Siemens Healthineers, in collaboration with Qure.ai and the Global Fund to Fight AIDS, Tuberculosis, and Malaria, is intensifying efforts to harness artificial intelligence in the battle against tuberculosis (TB), an infectious disease that continues to plague communities globally.
This strategic initiative focuses on the widespread adoption of AI and machine learning programs capable of swiftly and accurately analyzing chest X-rays to identify TB-related lung abnormalities within seconds. Peter Sands, Executive Director of the Global Fund, emphasizes the critical importance of swift patient identification and diagnosis in the ongoing fight against TB. Every year, millions of TB cases go undetected, posing a considerable challenge. With TB still claiming a life every two minutes, the need for more efficient and precise diagnostic tools is paramount, and AI is seen as a key part of the solution.

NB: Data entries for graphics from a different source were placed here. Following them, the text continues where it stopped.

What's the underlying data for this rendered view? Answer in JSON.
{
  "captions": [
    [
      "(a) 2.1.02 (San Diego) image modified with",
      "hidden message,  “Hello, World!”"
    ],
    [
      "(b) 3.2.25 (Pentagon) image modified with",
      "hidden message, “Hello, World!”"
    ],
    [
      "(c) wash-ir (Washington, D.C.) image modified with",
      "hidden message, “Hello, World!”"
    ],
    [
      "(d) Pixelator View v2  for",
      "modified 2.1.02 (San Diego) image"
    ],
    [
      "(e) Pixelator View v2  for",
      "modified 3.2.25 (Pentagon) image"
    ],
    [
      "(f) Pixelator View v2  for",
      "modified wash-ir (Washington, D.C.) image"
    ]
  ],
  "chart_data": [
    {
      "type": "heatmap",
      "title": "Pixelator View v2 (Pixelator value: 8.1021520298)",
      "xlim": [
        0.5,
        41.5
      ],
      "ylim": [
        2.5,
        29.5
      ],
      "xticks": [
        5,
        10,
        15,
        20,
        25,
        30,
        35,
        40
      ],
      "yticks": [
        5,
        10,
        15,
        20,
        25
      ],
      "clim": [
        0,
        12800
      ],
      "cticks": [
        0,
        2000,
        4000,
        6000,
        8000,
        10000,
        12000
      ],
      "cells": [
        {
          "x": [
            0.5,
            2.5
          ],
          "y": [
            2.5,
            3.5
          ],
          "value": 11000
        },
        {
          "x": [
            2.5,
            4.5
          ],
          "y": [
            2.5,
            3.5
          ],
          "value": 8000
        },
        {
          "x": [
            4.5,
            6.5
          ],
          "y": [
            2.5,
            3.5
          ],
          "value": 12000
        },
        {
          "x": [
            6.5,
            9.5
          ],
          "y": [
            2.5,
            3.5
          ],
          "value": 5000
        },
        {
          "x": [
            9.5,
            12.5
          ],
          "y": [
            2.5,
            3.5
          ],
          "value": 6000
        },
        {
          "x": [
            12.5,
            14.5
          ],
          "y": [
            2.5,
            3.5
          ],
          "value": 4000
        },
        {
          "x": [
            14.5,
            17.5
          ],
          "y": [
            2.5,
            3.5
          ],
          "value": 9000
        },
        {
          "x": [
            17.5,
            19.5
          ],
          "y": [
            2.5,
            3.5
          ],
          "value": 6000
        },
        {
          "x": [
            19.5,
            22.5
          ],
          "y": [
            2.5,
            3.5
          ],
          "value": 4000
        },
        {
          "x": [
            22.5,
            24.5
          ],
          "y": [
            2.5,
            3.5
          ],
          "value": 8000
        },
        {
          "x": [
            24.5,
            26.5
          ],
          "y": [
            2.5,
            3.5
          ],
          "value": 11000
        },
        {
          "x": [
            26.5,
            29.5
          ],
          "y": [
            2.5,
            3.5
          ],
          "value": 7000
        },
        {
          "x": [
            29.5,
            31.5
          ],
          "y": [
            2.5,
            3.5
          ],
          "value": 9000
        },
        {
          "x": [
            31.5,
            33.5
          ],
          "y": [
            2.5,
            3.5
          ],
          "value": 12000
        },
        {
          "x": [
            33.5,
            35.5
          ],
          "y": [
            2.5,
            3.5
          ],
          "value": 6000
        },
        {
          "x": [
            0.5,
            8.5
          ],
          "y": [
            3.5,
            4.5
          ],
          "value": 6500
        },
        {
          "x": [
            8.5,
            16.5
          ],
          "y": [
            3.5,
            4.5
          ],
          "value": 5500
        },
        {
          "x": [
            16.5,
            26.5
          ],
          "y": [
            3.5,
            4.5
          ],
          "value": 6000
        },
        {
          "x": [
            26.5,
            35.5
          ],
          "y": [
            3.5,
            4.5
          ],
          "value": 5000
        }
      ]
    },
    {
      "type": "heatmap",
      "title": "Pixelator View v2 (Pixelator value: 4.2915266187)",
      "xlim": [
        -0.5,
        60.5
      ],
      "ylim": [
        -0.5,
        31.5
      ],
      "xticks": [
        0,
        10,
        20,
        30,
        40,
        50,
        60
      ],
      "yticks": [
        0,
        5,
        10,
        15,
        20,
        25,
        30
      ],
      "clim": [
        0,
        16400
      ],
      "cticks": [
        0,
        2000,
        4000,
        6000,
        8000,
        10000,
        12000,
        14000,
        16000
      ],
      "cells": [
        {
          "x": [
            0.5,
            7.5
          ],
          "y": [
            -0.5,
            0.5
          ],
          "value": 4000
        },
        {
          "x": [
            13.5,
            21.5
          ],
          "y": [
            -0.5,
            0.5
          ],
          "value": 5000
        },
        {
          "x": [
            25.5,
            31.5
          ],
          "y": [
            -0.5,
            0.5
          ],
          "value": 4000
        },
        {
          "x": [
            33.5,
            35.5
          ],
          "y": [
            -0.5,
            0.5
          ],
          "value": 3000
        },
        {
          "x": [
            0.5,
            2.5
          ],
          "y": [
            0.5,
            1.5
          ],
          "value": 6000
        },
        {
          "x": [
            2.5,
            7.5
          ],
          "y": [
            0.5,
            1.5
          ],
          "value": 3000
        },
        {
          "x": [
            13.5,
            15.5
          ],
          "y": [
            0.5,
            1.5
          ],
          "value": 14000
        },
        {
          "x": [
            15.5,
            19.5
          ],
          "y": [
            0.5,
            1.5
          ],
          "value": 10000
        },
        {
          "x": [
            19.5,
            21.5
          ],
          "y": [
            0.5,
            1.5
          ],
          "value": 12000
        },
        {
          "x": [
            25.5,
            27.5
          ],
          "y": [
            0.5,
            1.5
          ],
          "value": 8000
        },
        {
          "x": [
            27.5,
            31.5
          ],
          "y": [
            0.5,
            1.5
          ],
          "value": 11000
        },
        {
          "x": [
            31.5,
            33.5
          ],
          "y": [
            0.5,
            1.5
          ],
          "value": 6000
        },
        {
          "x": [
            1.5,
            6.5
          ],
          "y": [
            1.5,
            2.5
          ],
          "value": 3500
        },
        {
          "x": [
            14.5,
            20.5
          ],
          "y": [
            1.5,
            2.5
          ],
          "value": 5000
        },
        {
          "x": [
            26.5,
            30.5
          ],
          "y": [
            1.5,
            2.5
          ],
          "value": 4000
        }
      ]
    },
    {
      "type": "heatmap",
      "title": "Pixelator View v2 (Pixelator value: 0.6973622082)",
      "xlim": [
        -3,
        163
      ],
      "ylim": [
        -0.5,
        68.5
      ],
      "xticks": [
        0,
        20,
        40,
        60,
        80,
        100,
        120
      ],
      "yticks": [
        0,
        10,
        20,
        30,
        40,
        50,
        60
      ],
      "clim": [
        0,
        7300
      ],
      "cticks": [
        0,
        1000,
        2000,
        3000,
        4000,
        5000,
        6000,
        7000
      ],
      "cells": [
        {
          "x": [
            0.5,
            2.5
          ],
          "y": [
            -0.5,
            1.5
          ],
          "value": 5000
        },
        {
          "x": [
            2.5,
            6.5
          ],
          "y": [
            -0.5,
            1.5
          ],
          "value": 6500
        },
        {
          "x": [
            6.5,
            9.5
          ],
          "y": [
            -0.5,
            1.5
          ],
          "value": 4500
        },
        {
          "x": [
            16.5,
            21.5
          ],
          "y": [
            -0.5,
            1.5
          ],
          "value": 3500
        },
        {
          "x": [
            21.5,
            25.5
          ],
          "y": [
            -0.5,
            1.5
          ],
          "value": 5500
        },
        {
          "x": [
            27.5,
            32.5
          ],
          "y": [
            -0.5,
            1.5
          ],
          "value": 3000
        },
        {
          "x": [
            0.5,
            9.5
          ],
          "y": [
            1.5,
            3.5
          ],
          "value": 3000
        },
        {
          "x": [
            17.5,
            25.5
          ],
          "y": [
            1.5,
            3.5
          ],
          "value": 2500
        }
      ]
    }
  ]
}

The project’s initial target is Indonesia, a nation with over 9% of the world’s TB cases. Despite TB being preventable, treatable, and curable, fewer than half of infected individuals in Indonesia receive timely treatment, according to Siemens Healthineers. Furthermore, an untreated TB carrier can potentially transmit the disease to as many as 15 people in a year. Siemens Healthineers and Qure.ai will provide complimentary licenses for their AI image processing technology and offer training to healthcare professionals. The Global Fund’s combined grants for 2021 to 2023 amount to $157 million, supporting focused interventions against the TB epidemic in Indonesia.
Qure.ai reports that its chest X-ray programs have substantially accelerated the time taken to confirm TB diagnoses, increased case detection rates, and reduced the cost of follow-up confirmatory testing by half.
In September, Qure received two 510(k) clearances from the FDA for its chest X-ray programs, one for identifying heart failure risks and another for diagnosing pneumothorax and pleural effusion cases.
Additionally, Qure highlighted a study conducted in Vietnam, revealing that integrating AI-based detection into provider workflows can offer dual benefits. Individuals initially screened for TB via chest X-rays can also be assessed for potentially malignant lung nodules and referred for follow-up CT scans to check for signs of lung cancer.
This ambitious venture leverages AI’s transformative potential to address TB, bridging diagnostic gaps, and ultimately improving outcomes for individuals affected by this persistent global health threat.